For sampling efficiency, we follow the fintuning strategy of large foundation model^36,40,41, where the encoder embedding is fixed and only tuning the regressor head of the TransPolymer model. We also reduced the width of the regressor to 50 while keeping the SiLU activation function. Therefore, the final model has 38501 parameters, making it overparamterized. Entropy landscape of this language modeling task is presented in Fig. 2c. The SGD training curve is obtained by performing the classical training for 40 times. As a regression problem, we found that the corresponding max-entropy loss at each L_train is slightly lower or comparable to its SGD training analog, which suggests that high-entropy state can generalize well. In other words, even for a task that could be well-learned via the SGD training, there is still a high-entropy advantage.

Effect of Network Width

Now that we have demonstrated high-entropy advantage in four distinct machine learning tasks, we will next study how this advantage is affected by the size of the neural network. It is known that neural networks are equivalent to Gaussian processes in the limit of infinite width^27,42. Therefore, it is reasonable to expect that the high-entropy advantage could also vary with the network width.

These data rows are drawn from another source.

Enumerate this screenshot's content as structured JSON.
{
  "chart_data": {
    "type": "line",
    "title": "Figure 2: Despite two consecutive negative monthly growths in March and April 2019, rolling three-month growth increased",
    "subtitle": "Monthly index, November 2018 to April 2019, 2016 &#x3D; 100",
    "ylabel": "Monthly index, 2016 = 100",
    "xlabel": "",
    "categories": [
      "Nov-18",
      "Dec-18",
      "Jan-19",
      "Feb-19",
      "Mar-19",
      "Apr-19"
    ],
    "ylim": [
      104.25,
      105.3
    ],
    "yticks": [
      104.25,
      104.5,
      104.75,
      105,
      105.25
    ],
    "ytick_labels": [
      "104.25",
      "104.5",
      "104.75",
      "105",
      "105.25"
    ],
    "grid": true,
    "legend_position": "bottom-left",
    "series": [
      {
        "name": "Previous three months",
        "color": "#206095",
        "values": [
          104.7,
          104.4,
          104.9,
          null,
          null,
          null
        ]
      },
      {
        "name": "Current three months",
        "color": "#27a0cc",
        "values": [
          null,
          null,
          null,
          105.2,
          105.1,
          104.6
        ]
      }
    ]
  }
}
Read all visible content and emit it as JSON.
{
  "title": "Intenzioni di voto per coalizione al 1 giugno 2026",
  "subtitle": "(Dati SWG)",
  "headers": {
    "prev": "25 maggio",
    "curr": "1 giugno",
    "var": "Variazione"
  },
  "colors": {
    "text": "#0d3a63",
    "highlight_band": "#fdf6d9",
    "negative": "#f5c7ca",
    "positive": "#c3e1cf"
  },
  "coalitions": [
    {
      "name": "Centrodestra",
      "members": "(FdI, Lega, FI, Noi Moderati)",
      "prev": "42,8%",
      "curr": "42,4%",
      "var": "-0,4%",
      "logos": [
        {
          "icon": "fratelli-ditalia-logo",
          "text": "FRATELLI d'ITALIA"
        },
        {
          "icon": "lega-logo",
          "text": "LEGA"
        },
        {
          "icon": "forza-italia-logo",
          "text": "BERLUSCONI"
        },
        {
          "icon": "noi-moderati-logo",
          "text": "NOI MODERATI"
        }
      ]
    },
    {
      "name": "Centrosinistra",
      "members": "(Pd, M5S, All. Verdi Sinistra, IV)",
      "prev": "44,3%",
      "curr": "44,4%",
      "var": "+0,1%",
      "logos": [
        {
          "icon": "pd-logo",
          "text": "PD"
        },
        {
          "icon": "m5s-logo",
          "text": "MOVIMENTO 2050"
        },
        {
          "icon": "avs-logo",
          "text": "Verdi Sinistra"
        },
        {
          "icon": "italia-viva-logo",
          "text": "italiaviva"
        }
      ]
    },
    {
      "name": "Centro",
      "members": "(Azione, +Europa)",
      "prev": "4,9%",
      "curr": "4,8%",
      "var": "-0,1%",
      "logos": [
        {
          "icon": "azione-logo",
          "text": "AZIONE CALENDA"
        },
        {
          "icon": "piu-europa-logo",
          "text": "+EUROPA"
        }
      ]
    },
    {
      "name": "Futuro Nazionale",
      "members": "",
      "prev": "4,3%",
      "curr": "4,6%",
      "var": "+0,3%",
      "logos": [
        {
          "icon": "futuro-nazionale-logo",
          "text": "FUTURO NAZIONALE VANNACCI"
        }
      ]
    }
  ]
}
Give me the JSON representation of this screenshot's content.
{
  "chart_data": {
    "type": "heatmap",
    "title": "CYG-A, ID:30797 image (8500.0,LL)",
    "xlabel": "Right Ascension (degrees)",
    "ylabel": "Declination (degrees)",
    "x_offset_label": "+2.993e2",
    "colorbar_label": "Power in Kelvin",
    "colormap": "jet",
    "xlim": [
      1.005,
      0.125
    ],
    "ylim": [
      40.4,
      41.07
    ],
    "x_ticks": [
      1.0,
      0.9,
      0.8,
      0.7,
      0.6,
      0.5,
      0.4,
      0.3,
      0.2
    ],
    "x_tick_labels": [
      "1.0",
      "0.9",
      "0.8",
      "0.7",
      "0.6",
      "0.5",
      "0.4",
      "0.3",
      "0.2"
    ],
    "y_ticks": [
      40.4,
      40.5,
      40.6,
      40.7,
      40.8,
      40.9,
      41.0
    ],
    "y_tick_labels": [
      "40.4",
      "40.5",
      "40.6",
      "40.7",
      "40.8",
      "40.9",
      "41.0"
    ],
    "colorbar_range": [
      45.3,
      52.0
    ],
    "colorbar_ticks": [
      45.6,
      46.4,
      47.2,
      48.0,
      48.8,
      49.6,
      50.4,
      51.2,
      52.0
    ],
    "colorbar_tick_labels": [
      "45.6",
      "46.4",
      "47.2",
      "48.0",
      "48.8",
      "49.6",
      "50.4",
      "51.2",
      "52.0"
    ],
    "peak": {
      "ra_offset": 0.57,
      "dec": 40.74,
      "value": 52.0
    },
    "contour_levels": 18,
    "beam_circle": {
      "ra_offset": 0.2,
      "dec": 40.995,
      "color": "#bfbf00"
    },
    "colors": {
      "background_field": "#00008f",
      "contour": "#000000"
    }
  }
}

To better evaluate this, we constructed a Spiral Regression Dataset (see the Methods section for details) which consists of 500 data points and is divided equally for training and test sets. Using the same WLMD method, we sampled the entropy landscapes on NNs with 2 hidden layers of four different widths, W, ranging from 30 to 1000. All four models are overparamerterized and the largest one has more than 1 million trainable parameters. Our results, presented in Fig. 3, suggest that the high-entropy advantage decreases as W increases, and finally fades away when W = 1000. Note here we used the Adam optimizer here because the SGD optimizer performs much worse. We also performed similar experiments on the Kaggle House price prediction, the selected MNIST image recognition, and the Polymer SMILES language modeling tasks. These additional experiments confirmed a similar trend: the high-entropy advantage is more significant for narrower networks (see Figures 3–5 in the Supplementary Information).